2. A lei determina as regiões Plano e define o esquema dos órgãos de planificação regional que as integram.
CAPÍTULO IV
Região administrativa
ARTIGO 256.º
(Instituição das regiões)
1. As regiões serão instituídas simultaneamente, podendo o estatuto regional estabelecer diferenciações quanto ao regime aplicável a cada uma.
2. A área das regiões deverá corresponder às regiões-plano.

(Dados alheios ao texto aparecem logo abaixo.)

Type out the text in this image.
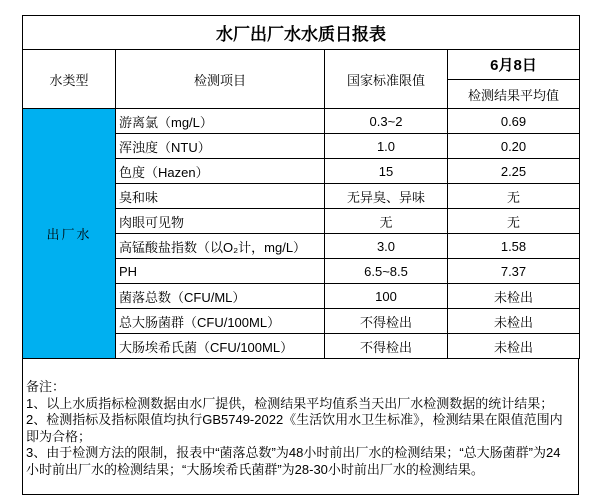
水厂出厂水水质日报表			
水类型	检测项目	国家标准限值	6月8日
			检测结果平均值
出厂水	游离氯（mg/L）	0.3~2	0.69
	浑浊度（NTU）	1.0	0.20
	色度（Hazen）	15	2.25
	臭和味	无异臭、异味	无
	肉眼可见物	无	无
	高锰酸盐指数（以O₂计，mg/L）	3.0	1.58
	PH	6.5~8.5	7.37
	菌落总数（CFU/ML）	100	未检出
	总大肠菌群（CFU/100ML）	不得检出	未检出
	大肠埃希氏菌（CFU/100ML）	不得检出	未检出
备注：
1、以上水质指标检测数据由水厂提供，检测结果平均值系当天出厂水检测数据的统计结果；
2、检测指标及指标限值均执行GB5749-2022《生活饮用水卫生标准》，检测结果在限值范围内即为合格；
3、由于检测方法的限制，报表中“菌落总数”为48小时前出厂水的检测结果；“总大肠菌群”为24小时前出厂水的检测结果；“大肠埃希氏菌群”为28-30小时前出厂水的检测结果。
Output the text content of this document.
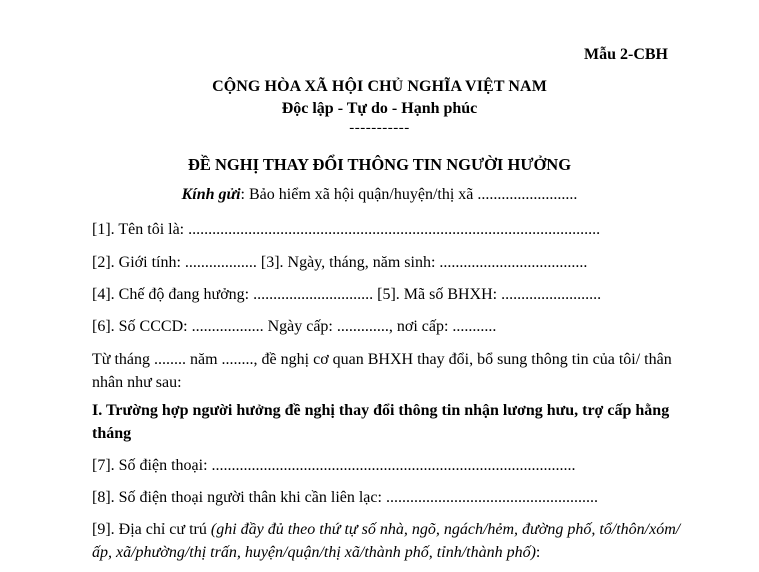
Mẫu 2-CBH
CỘNG HÒA XÃ HỘI CHỦ NGHĨA VIỆT NAM
Độc lập - Tự do - Hạnh phúc
-----------
ĐỀ NGHỊ THAY ĐỔI THÔNG TIN NGƯỜI HƯỞNG
Kính gửi: Bảo hiểm xã hội quận/huyện/thị xã .........................
[1]. Tên tôi là: .......................................................................................................
[2]. Giới tính: .................. [3]. Ngày, tháng, năm sinh: .....................................
[4]. Chế độ đang hưởng: .............................. [5]. Mã số BHXH: .........................
[6]. Số CCCD: .................. Ngày cấp: ............., nơi cấp: ...........
Từ tháng ........ năm ........, đề nghị cơ quan BHXH thay đổi, bổ sung thông tin của tôi/ thân nhân như sau:
I. Trường hợp người hưởng đề nghị thay đổi thông tin nhận lương hưu, trợ cấp hằng tháng
[7]. Số điện thoại: ...........................................................................................
[8]. Số điện thoại người thân khi cần liên lạc: .....................................................
[9]. Địa chỉ cư trú (ghi đầy đủ theo thứ tự số nhà, ngõ, ngách/hẻm, đường phố, tổ/thôn/xóm/ấp, xã/phường/thị trấn, huyện/quận/thị xã/thành phố, tỉnh/thành phố):
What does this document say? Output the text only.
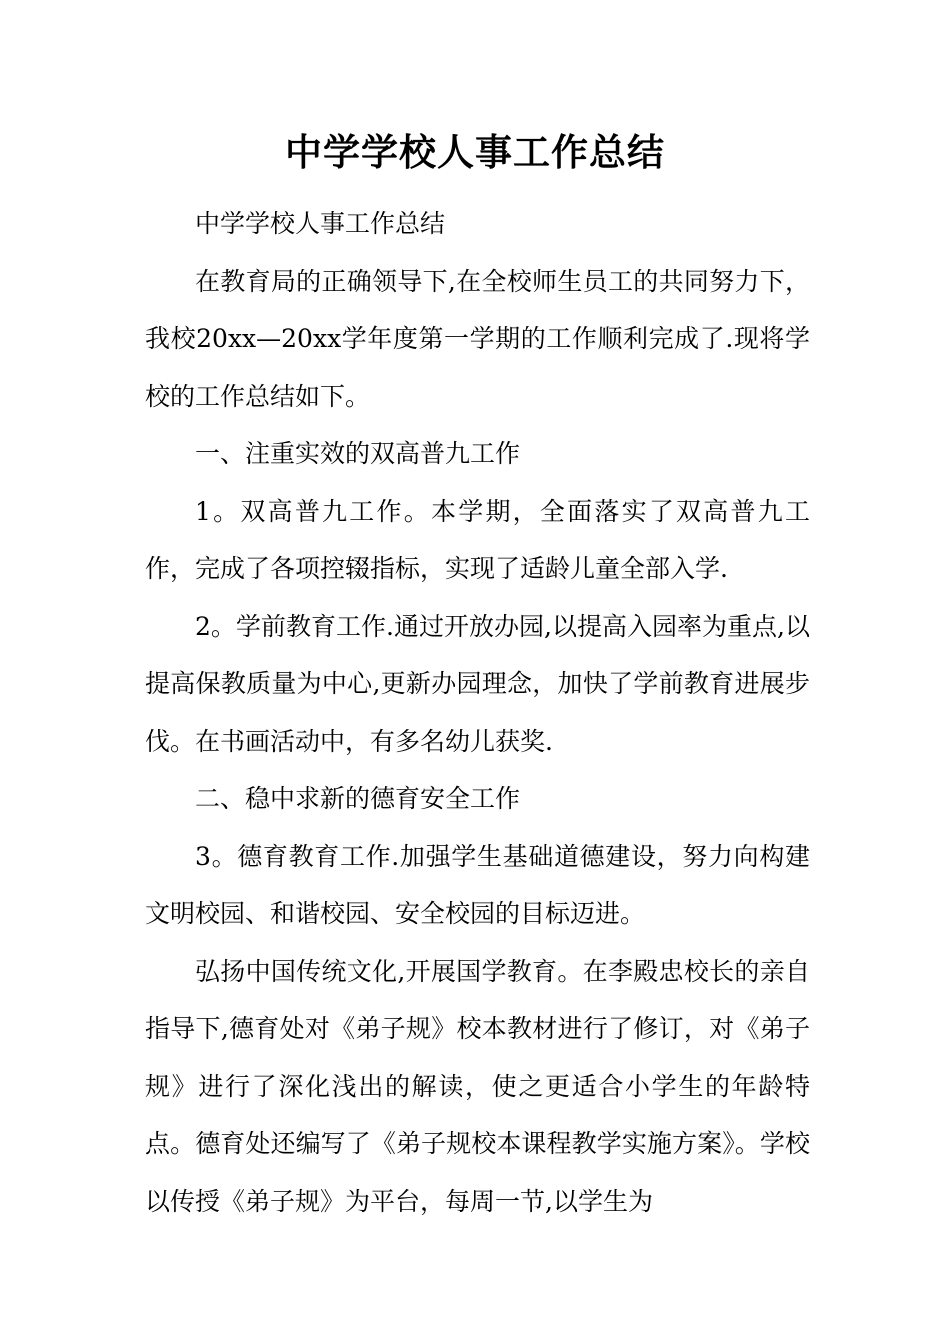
中学学校人事工作总结

中学学校人事工作总结

在教育局的正确领导下,在全校师生员工的共同努力下，我校20xx—20xx学年度第一学期的工作顺利完成了.现将学校的工作总结如下。

一、注重实效的双高普九工作

1。双高普九工作。本学期，全面落实了双高普九工作，完成了各项控辍指标，实现了适龄儿童全部入学.

2。学前教育工作.通过开放办园,以提高入园率为重点,以提高保教质量为中心,更新办园理念，加快了学前教育进展步伐。在书画活动中，有多名幼儿获奖.

二、稳中求新的德育安全工作

3。德育教育工作.加强学生基础道德建设，努力向构建文明校园、和谐校园、安全校园的目标迈进。

弘扬中国传统文化,开展国学教育。在李殿忠校长的亲自指导下,德育处对《弟子规》校本教材进行了修订，对《弟子规》进行了深化浅出的解读，使之更适合小学生的年龄特点。德育处还编写了《弟子规校本课程教学实施方案》。学校以传授《弟子规》为平台，每周一节,以学生为
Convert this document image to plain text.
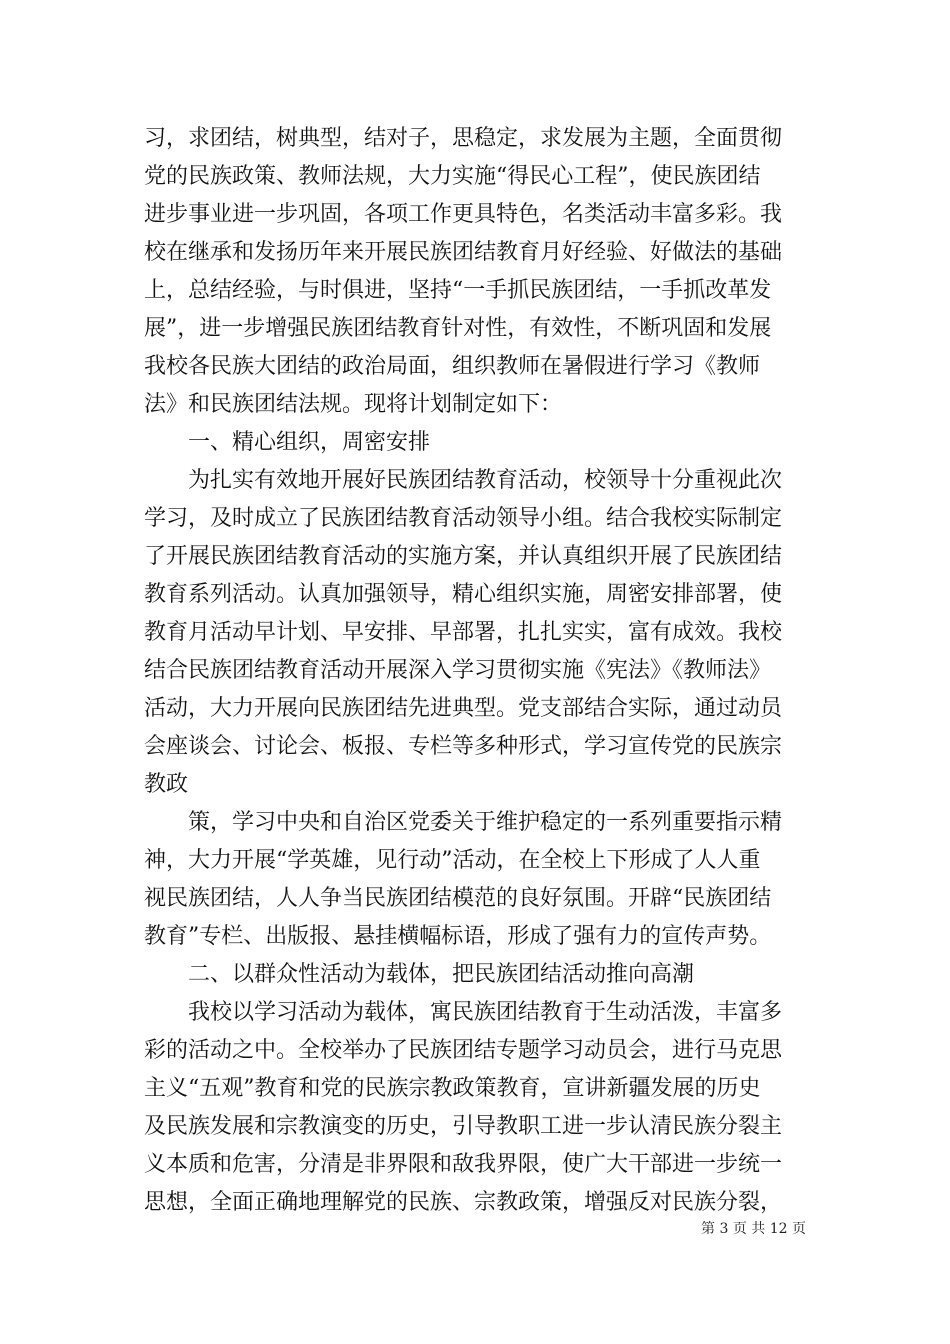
习，求团结，树典型，结对子，思稳定，求发展为主题，全面贯彻
党的民族政策、教师法规，大力实施“得民心工程”，使民族团结
进步事业进一步巩固，各项工作更具特色，名类活动丰富多彩。我
校在继承和发扬历年来开展民族团结教育月好经验、好做法的基础
上，总结经验，与时俱进，坚持“一手抓民族团结，一手抓改革发
展”，进一步增强民族团结教育针对性，有效性，不断巩固和发展
我校各民族大团结的政治局面，组织教师在暑假进行学习《教师
法》和民族团结法规。现将计划制定如下：
一、精心组织，周密安排
为扎实有效地开展好民族团结教育活动，校领导十分重视此次
学习，及时成立了民族团结教育活动领导小组。结合我校实际制定
了开展民族团结教育活动的实施方案，并认真组织开展了民族团结
教育系列活动。认真加强领导，精心组织实施，周密安排部署，使
教育月活动早计划、早安排、早部署，扎扎实实，富有成效。我校
结合民族团结教育活动开展深入学习贯彻实施《宪法》《教师法》
活动，大力开展向民族团结先进典型。党支部结合实际，通过动员
会座谈会、讨论会、板报、专栏等多种形式，学习宣传党的民族宗
教政
策，学习中央和自治区党委关于维护稳定的一系列重要指示精
神，大力开展“学英雄，见行动”活动，在全校上下形成了人人重
视民族团结，人人争当民族团结模范的良好氛围。开辟“民族团结
教育”专栏、出版报、悬挂横幅标语，形成了强有力的宣传声势。
二、以群众性活动为载体，把民族团结活动推向高潮
我校以学习活动为载体，寓民族团结教育于生动活泼，丰富多
彩的活动之中。全校举办了民族团结专题学习动员会，进行马克思
主义“五观”教育和党的民族宗教政策教育，宣讲新疆发展的历史
及民族发展和宗教演变的历史，引导教职工进一步认清民族分裂主
义本质和危害，分清是非界限和敌我界限，使广大干部进一步统一
思想，全面正确地理解党的民族、宗教政策，增强反对民族分裂，
第 3 页 共 12 页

3. A instituição concreta de cada região dependerá do voto favorável da maioria das assembleias municipais que representem a maior parte da população da área regional.
ARTIGO 257.º
(Atribuições)
Além de participação na elaboração e execução do plano regional, serão conferidas às regiões, designadamente, tarefas de coordenação e apoio à acção dos municípios, bem como de direcção de serviços públicos.
ARTIGO 258.º
(Órgãos da região)
Os órgãos representativos da região são a assembleia regional, a junta regional e o conselho regional.
ARTIGO 259.º
(Assembleia regional)
A assembleia regional compreenderá, além dos representantes eleitos directamente pêlos cidadãos, membros eleitos pelas assembleias municipais, em número inferior ao daqueles.
ARTIGO 260.º
(Junta regional)
A junta regional é o órgão colegial executivo da região e será eleita, por escrutínio secreto, pela assembleia regional de entre os seus membros.
ARTIGO 261.º
(Conselho regional)
O conselho regional é o órgão consultivo da região e a sua composição será definida pela lei, de modo a garantir a adequada representação às organizações
culturais, sociais, económicas e profissionais existentes na respectiva área.
ARTIGO 262.º
(Representante do Governo)
Junto da região haverá um representante do Governo, nomeado em Conselho de Ministros, cuja competência se exerce igualmente junto das autarquias
existentes na área respectiva.
Como diria o Eça na sua Campanha Alegre:
Fomos outrora o povo do caldo da portaria, das procissões, da navalha e da taberna. Compreendeu-se que esta situação era um aviltamento da dignidade humana: e fizemos muitas revoluções para sair dela. Ficámos exactamente em condições idênticas. O caldo da portaria não acabou. Não é já como outrora uma multidão pitoresca de mendigos, beatos, ciganos, ladrões, caceteiros, que o vai buscar alegremente, ao meio-dia, cantando o Bendito: é uma classe inteira que vive dele, de chapéu alto e paletó.
Este caldo é o Estado.
Um abraço.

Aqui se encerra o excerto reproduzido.